An old adage says there are really only two stories: a man goes on a voyage, and a stranger arrives in town. This is the third: a woman breaks the rules . . .
Can you uncover the truth when you’re forbidden from speaking it?
A Sin Eater’s duty is a necessary evil: she hears the confessions of the dying, eats their sins as a funeral rite. Stained by these sins, she is shunned and silenced, doomed to live in exile at the edge of town.
Recently orphaned May Owens is just fourteen, only concerned with where her next meal is coming from. When she’s arrested for stealing a loaf of bread, however, and subsequently sentenced to become a Sin Eater, finding food is suddenly the last of her worries.
It’s a devastating sentence, but May’s new invisibility opens new doors. And when first one then two of the Queen’s courtiers suddenly grow ill, May hears their deathbed confessions – and begins to investigate a terrible rumour that is only whispered of amid palace corridors.
I was so excited to have the opportunity to read The Sin Eater prior to today’s release, as well as sharing my review today on the publication day! Thankyou Rosie at Mantle Books for sending me out a proof copy to read it was the spectacular read I thought it was going to be! If you fancy yourself a copy, you can grab one here today in celebration of it’s publication! The Sin Eater is Megan Campisi’s debut novel and it’s one of my favourite reads of the year so far, keep reading to find out why – but I am so happy that it is finally out in the world where people can read it and I can talk to them about it.

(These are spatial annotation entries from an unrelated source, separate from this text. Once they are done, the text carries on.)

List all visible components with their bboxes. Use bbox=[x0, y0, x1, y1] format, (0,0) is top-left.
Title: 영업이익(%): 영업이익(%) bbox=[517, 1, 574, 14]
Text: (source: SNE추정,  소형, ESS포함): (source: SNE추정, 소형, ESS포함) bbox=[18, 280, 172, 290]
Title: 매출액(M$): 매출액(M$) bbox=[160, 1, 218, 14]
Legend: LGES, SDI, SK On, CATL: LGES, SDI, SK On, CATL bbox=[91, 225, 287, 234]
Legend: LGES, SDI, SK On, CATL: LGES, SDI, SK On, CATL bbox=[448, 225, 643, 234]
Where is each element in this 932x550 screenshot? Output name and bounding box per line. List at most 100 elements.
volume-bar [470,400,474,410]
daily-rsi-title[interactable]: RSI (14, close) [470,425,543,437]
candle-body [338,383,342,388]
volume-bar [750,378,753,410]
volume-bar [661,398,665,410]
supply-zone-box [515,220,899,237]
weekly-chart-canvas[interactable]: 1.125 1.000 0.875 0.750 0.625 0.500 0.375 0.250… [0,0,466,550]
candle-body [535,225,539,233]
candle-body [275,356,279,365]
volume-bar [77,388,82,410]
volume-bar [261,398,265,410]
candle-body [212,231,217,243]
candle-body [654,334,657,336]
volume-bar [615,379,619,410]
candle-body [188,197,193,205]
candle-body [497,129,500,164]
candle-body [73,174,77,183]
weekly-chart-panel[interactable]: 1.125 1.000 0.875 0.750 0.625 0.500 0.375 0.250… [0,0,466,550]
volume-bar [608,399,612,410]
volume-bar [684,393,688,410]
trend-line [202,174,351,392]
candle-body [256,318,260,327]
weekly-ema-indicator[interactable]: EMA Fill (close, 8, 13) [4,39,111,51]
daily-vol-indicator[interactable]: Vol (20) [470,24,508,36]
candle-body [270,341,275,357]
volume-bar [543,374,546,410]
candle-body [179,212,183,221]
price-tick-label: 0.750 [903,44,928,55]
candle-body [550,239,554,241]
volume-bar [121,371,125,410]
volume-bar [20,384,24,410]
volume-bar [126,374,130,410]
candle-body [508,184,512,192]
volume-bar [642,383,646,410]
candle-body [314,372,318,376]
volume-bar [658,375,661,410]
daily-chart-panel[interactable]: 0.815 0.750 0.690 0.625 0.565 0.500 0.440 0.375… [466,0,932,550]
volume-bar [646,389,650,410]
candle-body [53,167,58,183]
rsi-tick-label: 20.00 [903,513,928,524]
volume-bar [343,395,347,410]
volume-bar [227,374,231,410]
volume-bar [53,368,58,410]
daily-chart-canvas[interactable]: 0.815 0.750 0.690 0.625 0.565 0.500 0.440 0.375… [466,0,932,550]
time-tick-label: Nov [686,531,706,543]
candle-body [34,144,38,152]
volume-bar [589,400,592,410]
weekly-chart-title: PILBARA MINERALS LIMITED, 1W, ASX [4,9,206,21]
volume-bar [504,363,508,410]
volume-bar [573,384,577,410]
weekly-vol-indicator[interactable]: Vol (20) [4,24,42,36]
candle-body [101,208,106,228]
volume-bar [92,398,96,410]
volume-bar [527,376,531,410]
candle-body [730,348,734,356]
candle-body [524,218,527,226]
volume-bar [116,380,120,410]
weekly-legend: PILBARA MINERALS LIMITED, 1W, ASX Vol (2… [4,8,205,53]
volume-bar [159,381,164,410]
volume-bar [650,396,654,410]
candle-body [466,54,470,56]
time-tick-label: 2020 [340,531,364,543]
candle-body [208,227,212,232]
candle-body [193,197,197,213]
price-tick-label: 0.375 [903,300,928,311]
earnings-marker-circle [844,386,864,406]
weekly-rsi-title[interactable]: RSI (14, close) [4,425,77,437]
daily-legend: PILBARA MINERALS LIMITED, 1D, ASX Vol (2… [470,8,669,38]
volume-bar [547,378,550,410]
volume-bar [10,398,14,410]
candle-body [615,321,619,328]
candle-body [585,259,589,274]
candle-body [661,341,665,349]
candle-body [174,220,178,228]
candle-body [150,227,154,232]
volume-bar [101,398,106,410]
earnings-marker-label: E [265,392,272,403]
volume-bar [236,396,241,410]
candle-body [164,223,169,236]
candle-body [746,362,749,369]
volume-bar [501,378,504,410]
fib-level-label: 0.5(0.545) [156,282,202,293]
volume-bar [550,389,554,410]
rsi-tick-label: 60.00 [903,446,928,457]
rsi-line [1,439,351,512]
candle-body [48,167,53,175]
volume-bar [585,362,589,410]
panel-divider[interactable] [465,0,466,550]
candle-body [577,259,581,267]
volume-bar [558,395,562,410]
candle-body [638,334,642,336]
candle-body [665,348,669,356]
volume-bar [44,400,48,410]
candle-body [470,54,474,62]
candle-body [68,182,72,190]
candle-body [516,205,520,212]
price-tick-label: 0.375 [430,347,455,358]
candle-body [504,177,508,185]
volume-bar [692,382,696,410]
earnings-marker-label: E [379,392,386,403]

The Sin Eater begins with a provocative menu of sins, each human sin is given a food, then when an individual is on their deathbed it was believed if they recited their life’s sins to a sin eater they would be abolished and in death would be reunited with ‘The Maker’. This debut novel revolves around May after she is given the outcaste role of a sin eater as punishment of petty crime, anything is better than the death penalty…. right? May has been raised in a volatile setting, historically during a time where religion and superstition flooded people’s lives, where everyone was born with sins – some sins more frowned upon than others but due to the tightened religious grip on society and it’s relationship to how women were viewed in that era. For example, women were viewed as the daughters of the mother of Sin – Eve and expected to become the consumers and carriers of others Sins, expected to be an unseen and an unspoken, it’s hugely plausible.
The Sin Eater concept was derived from the folklore that a sin-eater would save the dying not only from hell, but also from wandering the earth as a ghost. The sin-eater is usually associated with the British Isles, but there are analogous customs in other cultures as well. It’s not like anything that I have ever read before and it’s a dazzling debut, so stunningly written with an atmosphere that fully draws you into the novel’s concept.
Our protagonist is May, a young girl with gloomy beginnings in life who radiates a sort of profound loneliness who lives in a world where she has no place, no connections and no understanding about where she connects when it comes to family ties. As the storyline begins to evolve, I got a sense that May was discovering her own feet while also finding her voice in a setting that blocks out not only the voices of the Sin Eaters, but also of women. May is identifiable on so many personal levels, her childlike vulnerability and fear that develops into strength as her journey to learn the trade of sin eating is noticeable and applaudable.
Along with The Sin Eater being a spectacularly written historical fiction, it’s also one that has a deadly mystery flowing through it, one concerning a royal scandal. Only she, using her powers of being on the outskirts of society; unseen and unheard, can get to the bottom of it. The whole storyline is intoxicatingly captivating, atmospheric and a read that you will not be able to put down – with its foodie chapter titles, writing and creativity injected by Megan Campisi, this is going to be a book that any reader, especially fans of historical fiction will love!
Thanks again to Rosie for speedily sending me out a proof review copy, it’s brilliant!